Lester Pines, the attorney representing Madison Teachers Inc. in the lawsuit that challenged Act 10, bristles at the criticism of Colas.
"Anytime there's a decision that calls into question their behavior, they repeat the same tired tune: 'The judge was biased against us, the judge created law from the bench, the judge ignored the will of the people,'" says Pines, who notes that Colas upheld part of the law. "It's propaganda because they're trying to systematically undermine the judiciary because they don't control the judiciary."
Legal observers are divided over whether Colas' decision will hold up under appeal.
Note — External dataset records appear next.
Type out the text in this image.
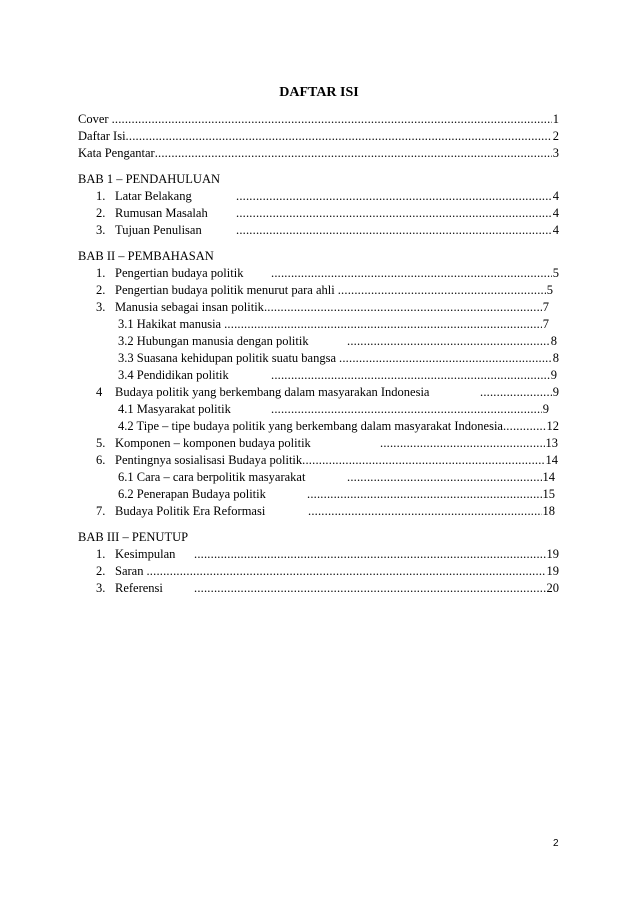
DAFTAR ISI
Cover .....	1
Daftar Isi .....	2
Kata Pengantar .....	3
BAB 1 – PENDAHULUAN
1. Latar Belakang .....	4
2. Rumusan Masalah .....	4
3. Tujuan Penulisan .....	4
BAB II – PEMBAHASAN
1. Pengertian budaya politik .....	5
2. Pengertian budaya politik menurut para ahli .....	5
3. Manusia sebagai insan politik .....	7
3.1 Hakikat manusia .....	7
3.2 Hubungan manusia dengan politik .....	8
3.3 Suasana kehidupan politik suatu bangsa .....	8
3.4 Pendidikan politik .....	9
4	Budaya politik yang berkembang dalam masyarakan Indonesia .....	9
4.1 Masyarakat politik .....	9
4.2 Tipe – tipe budaya politik yang berkembang dalam masyarakat Indonesia .....	12
5. Komponen – komponen budaya politik .....	13
6. Pentingnya sosialisasi Budaya politik .....	14
6.1 Cara – cara berpolitik masyarakat .....	14
6.2 Penerapan Budaya politik .....	15
7. Budaya Politik Era Reformasi .....	18
BAB III – PENUTUP
1. Kesimpulan .....	19
2. Saran .....	19
3. Referensi .....	20
2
How can Wisconsin's restrictions on labor organizing be unconstitutional when other states have even more restrictive laws?
Explains Pines: "When you make available to employees the right to associate in a union, and have that union be the sole agent to speak on behalf of employees... you cannot burden that right in the manner which the Legislature burdened it."
Paul Secunda, an associate law professor at Marquette University with a specialty in labor law, sees things differently.
"I've certainly never been a fan of Act 10 and think it does violence to collective bargaining rights," he says. "Unfortunately, I'm not sure it's going to be upheld on appeal. There are arguments that Judge Colas uses that are somewhat novel in his approach. It doesn't rely on a lot of previous legal cases.
"He finds that collective bargaining is a fundamental right," Secunda says. "It certainly is not under the U.S. Constitution."
But Secunda admits that there could be more surprises in this ongoing saga. "I don't know where the end is."